REX: Rapid Exploration and eXploitation for AI Agents
Rithesh Murthy, Shelby Heinecke, Juan Carlos Niebles, Zhiwei Liu, Le Xue, Weiran Yao, Yihao Feng, Zeyuan Chen, Akash Gokul, Devansh Arpit, Ran Xu, Phil Mui, Huan Wang, Caiming Xiong, Silvio Savarese
TL;DR
REX tackles the challenge of enabling rapid, reward-guided decision-making for LLM-based AI agents without costly fine-tuning. It introduces a rapid exploration-exploitation framework that compresses Monte Carlo Tree Search by predicting complete solution sequences in a single pass and propagating rewards back to earlier steps. The authors propose three algorithms—REX-UCB, REX-$\mathcal{R}$, and REX-UCL—each with distinct reward and logits-management mechanisms, including UCL logits adjustments. Empirical results on Blocksworld and GSM8K show REX achieving competitive or better accuracy than CoT, Reflexion, and RAP while substantially reducing execution time, demonstrating practical viability for diverse reasoning tasks. Overall, REX provides a lightweight, prompt-driven pathway to integrate reinforcement-like signals into LLM control without fine-tuning.
Abstract
In this paper, we propose an enhanced approach for Rapid Exploration and eXploitation for AI Agents called REX. Existing AutoGPT-style techniques have inherent limitations, such as a heavy reliance on precise descriptions for decision-making, and the lack of a systematic approach to leverage try-and-fail procedures akin to traditional Reinforcement Learning (RL).

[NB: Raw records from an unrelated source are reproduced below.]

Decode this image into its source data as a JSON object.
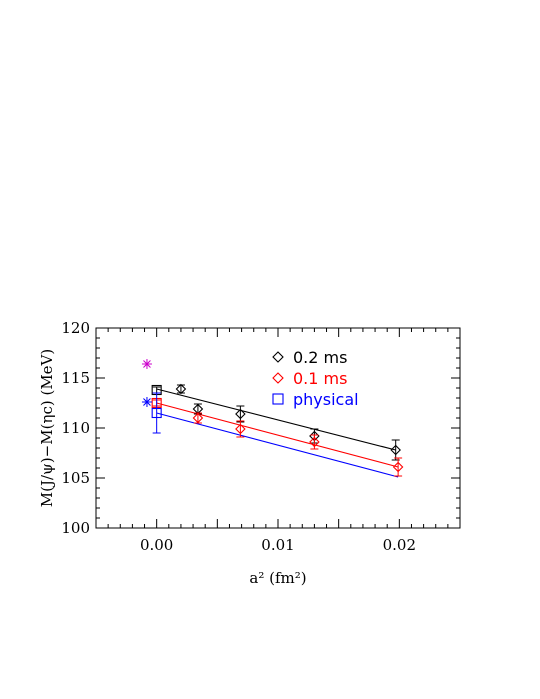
{
  "chart_data": {
    "type": "scatter",
    "xlabel": "a² (fm²)",
    "ylabel": "M(J/ψ)−M(ηc) (MeV)",
    "xlim": [
      -0.005,
      0.025
    ],
    "ylim": [
      100,
      120
    ],
    "x_ticks": [
      0.0,
      0.01,
      0.02
    ],
    "x_tick_labels": [
      "0.00",
      "0.01",
      "0.02"
    ],
    "y_ticks": [
      100,
      105,
      110,
      115,
      120
    ],
    "y_tick_labels": [
      "100",
      "105",
      "110",
      "115",
      "120"
    ],
    "grid": false,
    "legend_position": "top-right",
    "series": [
      {
        "name": "0.2 ms",
        "color": "#000000",
        "marker": "diamond",
        "points": [
          {
            "x": 0.002,
            "y": 113.9,
            "err": 0.4
          },
          {
            "x": 0.0034,
            "y": 111.9,
            "err": 0.5
          },
          {
            "x": 0.0069,
            "y": 111.4,
            "err": 0.8
          },
          {
            "x": 0.013,
            "y": 109.2,
            "err": 0.7
          },
          {
            "x": 0.0197,
            "y": 107.8,
            "err": 1.0
          }
        ],
        "fit": {
          "x": [
            0.0,
            0.0197
          ],
          "y": [
            113.9,
            107.8
          ]
        },
        "continuum": {
          "x": 0.0,
          "y": 113.8,
          "err": 0.3
        }
      },
      {
        "name": "0.1 ms",
        "color": "#ff0000",
        "marker": "diamond",
        "points": [
          {
            "x": 0.0034,
            "y": 111.0,
            "err": 0.5
          },
          {
            "x": 0.0069,
            "y": 109.9,
            "err": 0.8
          },
          {
            "x": 0.013,
            "y": 108.6,
            "err": 0.7
          },
          {
            "x": 0.0199,
            "y": 106.1,
            "err": 0.9
          }
        ],
        "fit": {
          "x": [
            0.0,
            0.0199
          ],
          "y": [
            112.5,
            106.1
          ]
        },
        "continuum": {
          "x": 0.0,
          "y": 112.5,
          "err": 0.3
        }
      },
      {
        "name": "physical",
        "color": "#0000ff",
        "marker": "square",
        "points": [],
        "fit": {
          "x": [
            0.0,
            0.0199
          ],
          "y": [
            111.5,
            105.1
          ]
        },
        "continuum": {
          "x": 0.0,
          "y": 111.5,
          "err": 2.0
        }
      }
    ],
    "extra_markers": [
      {
        "x": -0.0008,
        "y": 116.4,
        "color": "#cc00cc",
        "marker": "asterisk"
      },
      {
        "x": -0.0008,
        "y": 112.6,
        "color": "#0000ff",
        "marker": "asterisk"
      }
    ]
  }
}
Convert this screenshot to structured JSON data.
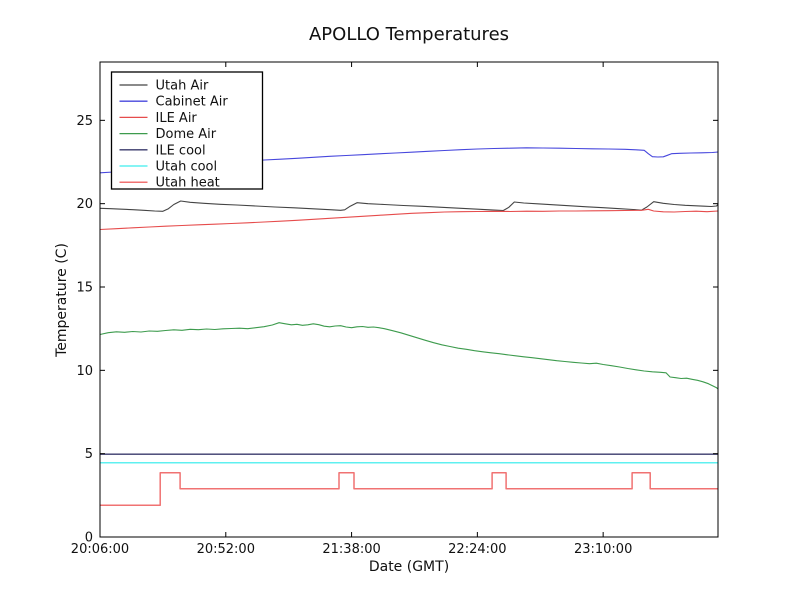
{
  "chart_data": {
    "type": "line",
    "title": "APOLLO Temperatures",
    "xlabel": "Date (GMT)",
    "ylabel": "Temperature (C)",
    "grid": false,
    "legend_position": "upper left",
    "background_color": "#ffffff",
    "axis_color": "#000000",
    "x_axis": {
      "unit": "minutes since 20:06:00 GMT",
      "min": 0,
      "max": 226,
      "ticks": [
        {
          "value": 0,
          "label": "20:06:00"
        },
        {
          "value": 46,
          "label": "20:52:00"
        },
        {
          "value": 92,
          "label": "21:38:00"
        },
        {
          "value": 138,
          "label": "22:24:00"
        },
        {
          "value": 184,
          "label": "23:10:00"
        }
      ]
    },
    "y_axis": {
      "min": 0,
      "max": 28.5,
      "ticks": [
        {
          "value": 0,
          "label": "0"
        },
        {
          "value": 5,
          "label": "5"
        },
        {
          "value": 10,
          "label": "10"
        },
        {
          "value": 15,
          "label": "15"
        },
        {
          "value": 20,
          "label": "20"
        },
        {
          "value": 25,
          "label": "25"
        }
      ]
    },
    "series": [
      {
        "name": "Utah Air",
        "color": "#444444",
        "width": 1.1,
        "points": [
          [
            0,
            19.72
          ],
          [
            4,
            19.7
          ],
          [
            8,
            19.67
          ],
          [
            12,
            19.64
          ],
          [
            16,
            19.6
          ],
          [
            20,
            19.56
          ],
          [
            23,
            19.54
          ],
          [
            25,
            19.7
          ],
          [
            27,
            19.95
          ],
          [
            29.5,
            20.16
          ],
          [
            33,
            20.08
          ],
          [
            38,
            20.02
          ],
          [
            44,
            19.96
          ],
          [
            50,
            19.92
          ],
          [
            57,
            19.86
          ],
          [
            64,
            19.8
          ],
          [
            71,
            19.75
          ],
          [
            78,
            19.69
          ],
          [
            84,
            19.64
          ],
          [
            88,
            19.6
          ],
          [
            89.5,
            19.63
          ],
          [
            91.5,
            19.85
          ],
          [
            94,
            20.06
          ],
          [
            98,
            20.0
          ],
          [
            104,
            19.95
          ],
          [
            111,
            19.89
          ],
          [
            118,
            19.84
          ],
          [
            125,
            19.78
          ],
          [
            132,
            19.72
          ],
          [
            139,
            19.66
          ],
          [
            145,
            19.61
          ],
          [
            147.5,
            19.59
          ],
          [
            149.5,
            19.78
          ],
          [
            151.5,
            20.1
          ],
          [
            155,
            20.04
          ],
          [
            160,
            19.99
          ],
          [
            166,
            19.93
          ],
          [
            172,
            19.87
          ],
          [
            178,
            19.81
          ],
          [
            184,
            19.76
          ],
          [
            190,
            19.7
          ],
          [
            195,
            19.65
          ],
          [
            198,
            19.61
          ],
          [
            200,
            19.8
          ],
          [
            202.5,
            20.12
          ],
          [
            206,
            20.02
          ],
          [
            210,
            19.95
          ],
          [
            214,
            19.9
          ],
          [
            218,
            19.87
          ],
          [
            221,
            19.85
          ],
          [
            223.5,
            19.83
          ],
          [
            225.5,
            19.86
          ],
          [
            226,
            19.97
          ]
        ]
      },
      {
        "name": "Cabinet Air",
        "color": "#4747dd",
        "width": 1.1,
        "points": [
          [
            0,
            21.85
          ],
          [
            5,
            21.9
          ],
          [
            10,
            21.97
          ],
          [
            15,
            22.03
          ],
          [
            20,
            22.1
          ],
          [
            25,
            22.17
          ],
          [
            30,
            22.24
          ],
          [
            35,
            22.3
          ],
          [
            40,
            22.37
          ],
          [
            45,
            22.44
          ],
          [
            50,
            22.5
          ],
          [
            55,
            22.56
          ],
          [
            60,
            22.62
          ],
          [
            66,
            22.67
          ],
          [
            72,
            22.72
          ],
          [
            78,
            22.78
          ],
          [
            84,
            22.84
          ],
          [
            90,
            22.89
          ],
          [
            96,
            22.94
          ],
          [
            102,
            22.99
          ],
          [
            108,
            23.04
          ],
          [
            114,
            23.09
          ],
          [
            120,
            23.14
          ],
          [
            126,
            23.19
          ],
          [
            132,
            23.24
          ],
          [
            138,
            23.28
          ],
          [
            144,
            23.31
          ],
          [
            150,
            23.33
          ],
          [
            156,
            23.35
          ],
          [
            162,
            23.34
          ],
          [
            168,
            23.33
          ],
          [
            174,
            23.31
          ],
          [
            180,
            23.29
          ],
          [
            186,
            23.28
          ],
          [
            192,
            23.26
          ],
          [
            196,
            23.23
          ],
          [
            199,
            23.2
          ],
          [
            200.5,
            23.0
          ],
          [
            202,
            22.82
          ],
          [
            204,
            22.8
          ],
          [
            206,
            22.81
          ],
          [
            207.5,
            22.9
          ],
          [
            209,
            23.0
          ],
          [
            212,
            23.02
          ],
          [
            216,
            23.04
          ],
          [
            220,
            23.05
          ],
          [
            224,
            23.07
          ],
          [
            226,
            23.1
          ]
        ]
      },
      {
        "name": "ILE Air",
        "color": "#e64c4c",
        "width": 1.1,
        "points": [
          [
            0,
            18.45
          ],
          [
            6,
            18.5
          ],
          [
            12,
            18.55
          ],
          [
            18,
            18.6
          ],
          [
            24,
            18.65
          ],
          [
            30,
            18.69
          ],
          [
            36,
            18.73
          ],
          [
            42,
            18.77
          ],
          [
            48,
            18.81
          ],
          [
            54,
            18.85
          ],
          [
            60,
            18.9
          ],
          [
            66,
            18.95
          ],
          [
            72,
            19.0
          ],
          [
            78,
            19.06
          ],
          [
            84,
            19.12
          ],
          [
            90,
            19.18
          ],
          [
            96,
            19.24
          ],
          [
            102,
            19.3
          ],
          [
            108,
            19.36
          ],
          [
            114,
            19.42
          ],
          [
            120,
            19.46
          ],
          [
            126,
            19.5
          ],
          [
            132,
            19.52
          ],
          [
            138,
            19.53
          ],
          [
            144,
            19.54
          ],
          [
            150,
            19.53
          ],
          [
            156,
            19.55
          ],
          [
            162,
            19.54
          ],
          [
            168,
            19.56
          ],
          [
            174,
            19.56
          ],
          [
            180,
            19.57
          ],
          [
            186,
            19.58
          ],
          [
            192,
            19.59
          ],
          [
            198,
            19.6
          ],
          [
            200.5,
            19.66
          ],
          [
            202.5,
            19.56
          ],
          [
            206,
            19.51
          ],
          [
            210,
            19.5
          ],
          [
            214,
            19.53
          ],
          [
            218,
            19.55
          ],
          [
            222,
            19.52
          ],
          [
            226,
            19.56
          ]
        ]
      },
      {
        "name": "Dome Air",
        "color": "#3d9b4d",
        "width": 1.1,
        "points": [
          [
            0,
            12.15
          ],
          [
            3,
            12.26
          ],
          [
            6,
            12.31
          ],
          [
            9,
            12.28
          ],
          [
            12,
            12.33
          ],
          [
            15,
            12.3
          ],
          [
            18,
            12.36
          ],
          [
            21,
            12.34
          ],
          [
            24,
            12.39
          ],
          [
            27,
            12.43
          ],
          [
            30,
            12.4
          ],
          [
            33,
            12.46
          ],
          [
            36,
            12.44
          ],
          [
            39,
            12.48
          ],
          [
            42,
            12.45
          ],
          [
            45,
            12.49
          ],
          [
            48,
            12.51
          ],
          [
            51,
            12.53
          ],
          [
            54,
            12.5
          ],
          [
            57,
            12.56
          ],
          [
            60,
            12.62
          ],
          [
            63,
            12.72
          ],
          [
            65.5,
            12.86
          ],
          [
            67.5,
            12.8
          ],
          [
            70,
            12.73
          ],
          [
            72,
            12.76
          ],
          [
            74,
            12.7
          ],
          [
            76,
            12.73
          ],
          [
            78,
            12.79
          ],
          [
            80,
            12.74
          ],
          [
            82,
            12.65
          ],
          [
            84,
            12.61
          ],
          [
            86,
            12.66
          ],
          [
            88,
            12.68
          ],
          [
            90,
            12.6
          ],
          [
            92,
            12.56
          ],
          [
            94,
            12.61
          ],
          [
            96,
            12.63
          ],
          [
            98,
            12.58
          ],
          [
            100,
            12.6
          ],
          [
            102,
            12.56
          ],
          [
            104,
            12.5
          ],
          [
            107,
            12.38
          ],
          [
            110,
            12.25
          ],
          [
            113,
            12.1
          ],
          [
            116,
            11.95
          ],
          [
            119,
            11.8
          ],
          [
            122,
            11.66
          ],
          [
            125,
            11.53
          ],
          [
            128,
            11.43
          ],
          [
            131,
            11.33
          ],
          [
            134,
            11.26
          ],
          [
            137,
            11.18
          ],
          [
            140,
            11.11
          ],
          [
            143,
            11.05
          ],
          [
            146,
            11.0
          ],
          [
            149,
            10.93
          ],
          [
            152,
            10.87
          ],
          [
            155,
            10.81
          ],
          [
            158,
            10.76
          ],
          [
            161,
            10.7
          ],
          [
            164,
            10.64
          ],
          [
            167,
            10.58
          ],
          [
            170,
            10.53
          ],
          [
            173,
            10.48
          ],
          [
            176,
            10.44
          ],
          [
            179,
            10.4
          ],
          [
            181.5,
            10.43
          ],
          [
            184,
            10.35
          ],
          [
            187,
            10.28
          ],
          [
            190,
            10.2
          ],
          [
            193,
            10.11
          ],
          [
            196,
            10.03
          ],
          [
            199,
            9.96
          ],
          [
            202,
            9.91
          ],
          [
            205,
            9.88
          ],
          [
            207,
            9.85
          ],
          [
            208.5,
            9.6
          ],
          [
            210.5,
            9.56
          ],
          [
            212.5,
            9.51
          ],
          [
            214.5,
            9.53
          ],
          [
            216.5,
            9.46
          ],
          [
            218.5,
            9.4
          ],
          [
            220.5,
            9.31
          ],
          [
            222.5,
            9.2
          ],
          [
            224,
            9.08
          ],
          [
            225.5,
            8.95
          ],
          [
            226,
            8.88
          ]
        ]
      },
      {
        "name": "ILE cool",
        "color": "#39396b",
        "width": 1.4,
        "points": [
          [
            0,
            4.97
          ],
          [
            226,
            4.97
          ]
        ]
      },
      {
        "name": "Utah cool",
        "color": "#5ff0f0",
        "width": 1.5,
        "points": [
          [
            0,
            4.45
          ],
          [
            226,
            4.45
          ]
        ]
      },
      {
        "name": "Utah heat",
        "color": "#f07272",
        "width": 1.5,
        "points": [
          [
            0,
            1.9
          ],
          [
            22,
            1.9
          ],
          [
            22,
            3.85
          ],
          [
            29.3,
            3.85
          ],
          [
            29.3,
            2.9
          ],
          [
            87.4,
            2.9
          ],
          [
            87.4,
            3.85
          ],
          [
            92.9,
            3.85
          ],
          [
            92.9,
            2.9
          ],
          [
            143.4,
            2.9
          ],
          [
            143.4,
            3.85
          ],
          [
            148.5,
            3.85
          ],
          [
            148.5,
            2.9
          ],
          [
            194.6,
            2.9
          ],
          [
            194.6,
            3.85
          ],
          [
            201.2,
            3.85
          ],
          [
            201.2,
            2.9
          ],
          [
            226,
            2.9
          ]
        ]
      }
    ],
    "legend": {
      "entries": [
        "Utah Air",
        "Cabinet Air",
        "ILE Air",
        "Dome Air",
        "ILE cool",
        "Utah cool",
        "Utah heat"
      ],
      "border_color": "#000000",
      "background_color": "#ffffff"
    }
  }
}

REX introduces an additional layer of rewards and integrates concepts similar to Upper Confidence Bound (UCB) scores, leading to more robust and efficient AI agent performance. This approach has the advantage of enabling the utilization of offline behaviors from logs and allowing seamless integration with existing foundation models while it does not require any model fine-tuning. Through comparative analysis with existing methods such as Chain-of-Thoughts(CoT) and Reasoning viA Planning(RAP), REX-based methods demonstrate comparable performance and, in certain cases, even surpass the results achieved by these existing techniques. Notably, REX-based methods exhibit remarkable reductions in execution time, enhancing their practical applicability across a diverse set of scenarios.